Reuters reported Thursday, citing internal documents, that Meta projected that 10% of its total revenue — estimated at $16 billion — would come from advertising scams and banned products.
Meta spokesman Andy Stone told Reuters that the documents cited by the outlet “present a selective view that distorts Meta’s approach to fraud and scams,” noting that internal estimates were lower and that the 10% figure included “many” legitimate ads.
Stone declined to provide an updated figure (Meta did not immediately respond to a request for comment from Forbes). Other documents indicated that the company was being investigated by the Securities and Exchange Commission (SEC) for publishing financial scam ads, Reuters reported.
UK regulators noted in 2023 that Meta’s products were involved in 54% of all payments-related scam losses that year, more than double that of all other social platforms combined.
Find out: Meta is amassing a fortune from an ‘avalanche’ of fraudulent ads on its platforms, according to documents
Key background
Meta shares had recovered after falling to their lowest level in April, although they have seen a steady decline in recent days.

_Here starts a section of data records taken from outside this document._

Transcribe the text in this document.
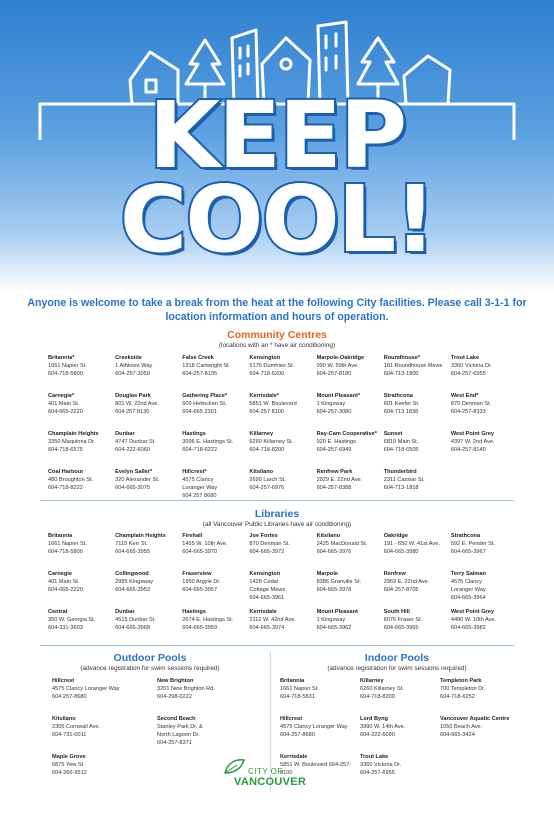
KEEP
COOL!
Anyone is welcome to take a break from the heat at the following City facilities. Please call 3-1-1 for location information and hours of operation.
Community Centres
(locations with an * have air conditioning)
Britannia*
1661 Napier St.
604-718-5800
Creekside
1 Athletes Way
604-257-3050
False Creek
1318 Cartwright St.
604-257-8195
Kensington
5175 Dumfries St.
604-718-6200
Marpole-Oakridge
990 W. 59th Ave.
604-257-8180
Roundhouse*
181 Roundhouse Mews
604-713-1800
Trout Lake
3360 Victoria Dr.
604-257-6955
Carnegie*
401 Main St.
604-665-2220
Douglas Park
801 W. 22nd Ave.
604 257 8130
Gathering Place*
609 Helmcken St.
604-665 2391
Kerrisdale*
5851 W. Boulevard
604-257 8100
Mount Pleasant*
1 Kingsway
604-257-3080
Strathcona
601 Keefer St.
604-713 1838
West End*
870 Denman St.
604-257-8333
Champlain Heights
3350 Maquinna Dr.
604-718-6575
Dunbar
4747 Dunbar St.
604-222-6060
Hastings
3096 E. Hastings St.
604-718-6222
Killarney
6260 Killarney St.
604-718-8200
Ray-Cam Cooperative*
920 E. Hastings
604-257-6949
Sunset
6810 Main St.
604-718-6505
West Point Grey
4397 W. 2nd Ave.
604-257-8140
Coal Harbour
480 Broughton St.
604-718-8222
Evelyn Saller*
320 Alexander St.
604-665-3075
Hillcrest*
4575 Clancy
Loranger Way
604 257 8680
Kitsilano
2690 Larch St.
604-257-6976
Renfrew Park
2929 E. 22nd Ave.
604-257-8388
Thunderbird
2311 Cassiar St.
604-713-1818
Libraries
(all Vancouver Public Libraries have air conditioning)
Britannia
1661 Napier St.
604-718-5800
Champlain Heights
7110 Kerr St.
604-665-3955
Firehall
1455 W. 10th Ave.
604-665-3970
Joe Fortes
870 Denman St.
604-665-3972
Kitsilano
2425 MacDonald St.
604-665-3976
Oakridge
191 - 650 W. 41st Ave.
604-665-3980
Strathcona
592 E. Pender St.
604-665-3967
Carnegie
401 Main St.
604-665-2220
Collingwood
2985 Kingsway
604-665-3953
Fraserview
1950 Argyle Dr.
604-665-3957
Kensington
1428 Cedar
Cottage Mews
604-665-3961
Marpole
8386 Granville St.
604-665-3978
Renfrew
2969 E. 22nd Ave.
604-257-8705
Terry Salman
4575 Clancy
Loranger Way
604-665-3964
Central
350 W. Georgia St.
604-331-3603
Dunbar
4515 Dunbar St.
604-665-3968
Hastings
2674 E. Hastings St.
604-665-3959
Kerrisdale
2112 W. 42nd Ave.
604-665-3974
Mount Pleasant
1 Kingsway
604-665-3962
South Hill
6076 Fraser St.
604-665-3965
West Point Grey
4480 W. 10th Ave.
604-665-3982
Outdoor Pools
(advance registration for swim sessions required)
Hillcrest
4575 Clancy Loranger Way
604 257-8680
New Brighton
3201 New Brighton Rd.
604-298-0222
Kitsilano
2305 Cornwall Ave.
604-731-0011
Second Beach
Stanley Park Dr. &
North Lagoon Dr.
604-257-8371
Maple Grove
6875 Yew St.
604-266-9512
Indoor Pools
(advance registration for swim sessions required)
Britannia
1661 Napier St.
604-718-5831
Killarney
6260 Killarney St.
604-718-8200
Templeton Park
700 Templeton Dr.
604-718-6252
Hillcrest
4575 Clancy Loranger Way
604-257-8680
Lord Byng
3990 W. 14th Ave.
604-222-6090
Vancouver Aquatic Centre
1050 Beach Ave.
604-665-3424
Kerrisdale
5851 W. Boulevard 604-257-8100
Trout Lake
3360 Victoria Dr.
604-257-6955
CITY OF
VANCOUVER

This recent drop came after the release of third-quarter results, which showed earnings per share of $1.05, 84% below economists’ projections, according to FactSet.
Meta explained that this decline was due to a $15.9 billion extraordinary tax charge related to President Donald Trump’s One Big Beautiful Bill Act, adding that earnings per share would have been $7.25 without the charge.
The company also raised its capital spending guidance from $66 billion to $72 billion to $70 billion to $72 billion. Zuckerberg stated that this change was necessary, as Meta was “aggressively” preparing for the arrival of superintelligence.